DemPref: Integrating Demos & Preferences

Updated 23 November 2025

DemPref is a framework that combines demonstrations and preference queries to efficiently infer reward functions and policies.
It employs Bayesian inference and iterated correction methods to reduce query requirements and accelerate convergence in high-dimensional settings.
Recent extensions explicitly model latent user-type heterogeneity using EM algorithms, ensuring robust and fair policy optimization.

DemPref refers to a class of machine learning frameworks that integrate demonstrations and preference information, or explicitly model demographic or user-type preference heterogeneity, with the goal of more efficiently and robustly learning reward functions or policies that align with diverse or latent user values. DemPref approaches have been developed across reward learning for robotics, preference-based policy optimization, and multi-objective decision-making. Central features include Bayesian inference from demonstrations, active preference querying, and explicit handling of preference heterogeneity via latent-type models or demographic adaptation.

1. Problem Settings and Motivation

DemPref methods address the challenge of learning reward functions or generative models that reflect the underlying objectives of human users—especially when those objectives are high-dimensional, poorly specified, or heterogeneous.

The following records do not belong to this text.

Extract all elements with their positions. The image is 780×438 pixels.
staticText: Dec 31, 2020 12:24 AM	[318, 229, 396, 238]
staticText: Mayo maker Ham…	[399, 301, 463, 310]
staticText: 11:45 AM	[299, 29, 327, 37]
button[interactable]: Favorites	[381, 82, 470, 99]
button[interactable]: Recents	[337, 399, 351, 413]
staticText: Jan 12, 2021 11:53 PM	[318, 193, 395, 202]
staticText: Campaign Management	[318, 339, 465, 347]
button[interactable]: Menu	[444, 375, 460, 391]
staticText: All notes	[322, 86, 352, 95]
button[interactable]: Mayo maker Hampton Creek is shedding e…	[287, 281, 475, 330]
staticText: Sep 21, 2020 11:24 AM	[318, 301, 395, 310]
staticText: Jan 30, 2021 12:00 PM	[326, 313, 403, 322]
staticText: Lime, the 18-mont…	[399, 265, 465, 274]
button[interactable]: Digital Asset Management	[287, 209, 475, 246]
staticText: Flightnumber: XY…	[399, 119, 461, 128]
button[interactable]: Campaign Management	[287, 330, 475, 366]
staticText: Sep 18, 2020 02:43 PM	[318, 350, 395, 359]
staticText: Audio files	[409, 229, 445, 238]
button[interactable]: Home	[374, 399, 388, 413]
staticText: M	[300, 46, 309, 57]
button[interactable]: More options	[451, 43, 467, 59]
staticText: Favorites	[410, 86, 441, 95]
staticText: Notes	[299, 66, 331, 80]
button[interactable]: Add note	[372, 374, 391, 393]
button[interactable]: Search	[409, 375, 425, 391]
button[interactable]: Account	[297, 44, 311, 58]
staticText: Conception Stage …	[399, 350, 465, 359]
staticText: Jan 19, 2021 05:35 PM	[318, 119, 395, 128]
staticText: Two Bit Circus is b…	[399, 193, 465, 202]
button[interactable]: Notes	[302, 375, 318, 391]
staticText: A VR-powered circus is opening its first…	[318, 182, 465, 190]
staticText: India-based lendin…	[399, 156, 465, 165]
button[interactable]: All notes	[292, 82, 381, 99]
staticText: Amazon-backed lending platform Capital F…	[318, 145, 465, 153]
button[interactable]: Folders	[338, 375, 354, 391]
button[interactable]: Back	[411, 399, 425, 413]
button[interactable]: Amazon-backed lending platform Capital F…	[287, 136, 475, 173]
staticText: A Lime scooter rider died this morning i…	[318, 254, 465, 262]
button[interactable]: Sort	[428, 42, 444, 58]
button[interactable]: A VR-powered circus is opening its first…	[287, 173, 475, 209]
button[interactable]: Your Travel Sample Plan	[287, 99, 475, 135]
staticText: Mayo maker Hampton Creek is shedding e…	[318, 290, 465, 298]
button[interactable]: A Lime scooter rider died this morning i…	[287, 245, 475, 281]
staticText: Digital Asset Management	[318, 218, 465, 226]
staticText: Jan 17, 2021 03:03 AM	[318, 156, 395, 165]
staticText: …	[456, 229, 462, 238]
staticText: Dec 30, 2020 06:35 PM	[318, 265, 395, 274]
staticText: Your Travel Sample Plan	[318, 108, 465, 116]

Standard inverse reinforcement learning (IRL) typically relies on expert demonstrations to infer reward functions, assuming optimality or near-optimality and homogeneity across users. Conversely, preference-based learning queries user preferences between alternative trajectories or outputs, but can be inefficient or impractical if user feedback is limited or if preferences vary substantially across demographic groups or latent types.

DemPref frameworks are designed to:

Leverage both demonstrations (which provide strong priors on plausible behaviors) and preference queries (which refine alignment with user intent).
Accommodate unobserved or observed preference heterogeneity, enabling models to adapt to or robustly aggregate over subpopulations rather than assuming population-level uniformity.
Provide scalable and efficient learning algorithms suitable for high-dimensional or multi-objective domains (Palan et al., 2019, Chidambaram et al., 2024, Lu et al., 2024).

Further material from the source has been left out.